Some of the Formula 1 fans are rather unhappy at the moment about the decision to award double points for the final race of the season in 2014.
There has been a great deal of chatter in the social media, while the sport itself has remained pin-droppingly quiet on the subject. The only driver who has come out and objected vocally is Sebastian Vettel, and one can understand, given that he is the man who is likely to suffer most as a result of the new rule. Otherwise, no-one seems to care.
The view of the drivers is that if the rules are the same for everyone then they don’t really care. They also understand that while they love to race one another it is clear that the sport is an entertainment business and it is very important to keep the viewing figures high until the end of the season.

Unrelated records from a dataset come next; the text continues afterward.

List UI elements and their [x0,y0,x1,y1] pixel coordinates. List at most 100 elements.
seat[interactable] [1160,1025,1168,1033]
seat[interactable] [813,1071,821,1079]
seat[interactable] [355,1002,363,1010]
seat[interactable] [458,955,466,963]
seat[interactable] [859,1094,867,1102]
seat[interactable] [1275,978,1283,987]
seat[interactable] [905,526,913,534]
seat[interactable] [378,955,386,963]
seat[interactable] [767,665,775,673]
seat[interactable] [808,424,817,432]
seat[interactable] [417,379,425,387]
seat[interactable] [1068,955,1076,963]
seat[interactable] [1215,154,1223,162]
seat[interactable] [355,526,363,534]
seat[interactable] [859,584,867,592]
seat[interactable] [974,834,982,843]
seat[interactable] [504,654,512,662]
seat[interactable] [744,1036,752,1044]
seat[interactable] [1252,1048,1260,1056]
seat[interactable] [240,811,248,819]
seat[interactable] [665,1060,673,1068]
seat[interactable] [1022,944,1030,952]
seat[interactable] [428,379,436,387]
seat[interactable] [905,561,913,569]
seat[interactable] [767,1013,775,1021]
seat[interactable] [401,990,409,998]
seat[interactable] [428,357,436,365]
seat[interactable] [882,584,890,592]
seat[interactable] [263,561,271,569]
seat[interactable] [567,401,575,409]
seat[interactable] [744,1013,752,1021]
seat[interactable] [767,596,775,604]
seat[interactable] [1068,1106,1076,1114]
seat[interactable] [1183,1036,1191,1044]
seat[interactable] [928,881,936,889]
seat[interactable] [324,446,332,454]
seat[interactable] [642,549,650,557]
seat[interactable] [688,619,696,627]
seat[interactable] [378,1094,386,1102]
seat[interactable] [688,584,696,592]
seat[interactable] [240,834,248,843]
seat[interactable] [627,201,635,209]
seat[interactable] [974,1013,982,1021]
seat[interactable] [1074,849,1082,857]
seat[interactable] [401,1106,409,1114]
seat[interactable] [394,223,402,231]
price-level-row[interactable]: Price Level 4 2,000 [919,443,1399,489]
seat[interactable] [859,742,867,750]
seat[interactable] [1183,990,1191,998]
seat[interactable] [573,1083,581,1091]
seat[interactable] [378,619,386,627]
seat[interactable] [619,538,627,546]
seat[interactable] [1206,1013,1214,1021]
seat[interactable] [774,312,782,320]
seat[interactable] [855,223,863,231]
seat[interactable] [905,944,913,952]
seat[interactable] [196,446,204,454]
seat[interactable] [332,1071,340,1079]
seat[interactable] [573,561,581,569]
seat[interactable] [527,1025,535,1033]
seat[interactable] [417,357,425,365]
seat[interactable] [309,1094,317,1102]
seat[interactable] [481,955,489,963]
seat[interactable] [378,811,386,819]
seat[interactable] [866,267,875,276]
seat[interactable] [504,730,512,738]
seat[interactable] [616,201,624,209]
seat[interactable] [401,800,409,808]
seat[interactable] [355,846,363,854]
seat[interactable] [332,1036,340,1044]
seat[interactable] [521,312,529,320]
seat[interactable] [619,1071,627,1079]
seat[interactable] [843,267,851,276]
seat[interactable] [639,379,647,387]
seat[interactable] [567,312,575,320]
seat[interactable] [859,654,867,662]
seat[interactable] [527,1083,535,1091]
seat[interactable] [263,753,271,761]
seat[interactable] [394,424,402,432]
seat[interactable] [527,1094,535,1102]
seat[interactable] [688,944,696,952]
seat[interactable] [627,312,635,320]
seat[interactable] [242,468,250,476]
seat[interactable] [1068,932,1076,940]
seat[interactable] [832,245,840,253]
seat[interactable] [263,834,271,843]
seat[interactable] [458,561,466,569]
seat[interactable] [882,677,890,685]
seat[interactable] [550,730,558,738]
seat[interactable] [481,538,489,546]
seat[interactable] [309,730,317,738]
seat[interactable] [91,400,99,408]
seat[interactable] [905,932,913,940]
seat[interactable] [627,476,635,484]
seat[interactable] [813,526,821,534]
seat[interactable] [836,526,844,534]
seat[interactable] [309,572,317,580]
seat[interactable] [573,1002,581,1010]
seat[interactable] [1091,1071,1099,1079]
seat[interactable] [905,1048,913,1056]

The biggest figures in a year are generally when there is a championship showdown and so the bigger the showdown, the more people watch. The viewing figures are important as they affect the sport's ability to attract advertising and sponsorships.
The fans argue that the new rule gives the last race much more significance compared to others, but it is not unusual for sports to have systems that are aimed at creating an exciting moment when the battle is decided. Nascar racing has a system where the top 10 drivers, and the two drivers ranked between 11th and 20th who have scored the most wins, all have their points total reset at 2000 after the 26th race, making it impossible for those behind them to catch up.
There are some minus bonuses added for the number of wins they scored before the cut-off point but basically it restarts the championship for the last 10 races and wipes previous advantages. This pretty much guarantees that the championship will go down to the wire.
Formula 1 is doing the same thing but, without taking anything away from those who have scored. There was a time in F1 when there was a 9-6-4-3-2-1 system, but there were various stipulations about the number of points that counted for the championship, which meant that the outcome of the title was influenced on occasion. Since 1991 drivers have counted all their points but the number of points awarded has changed several times.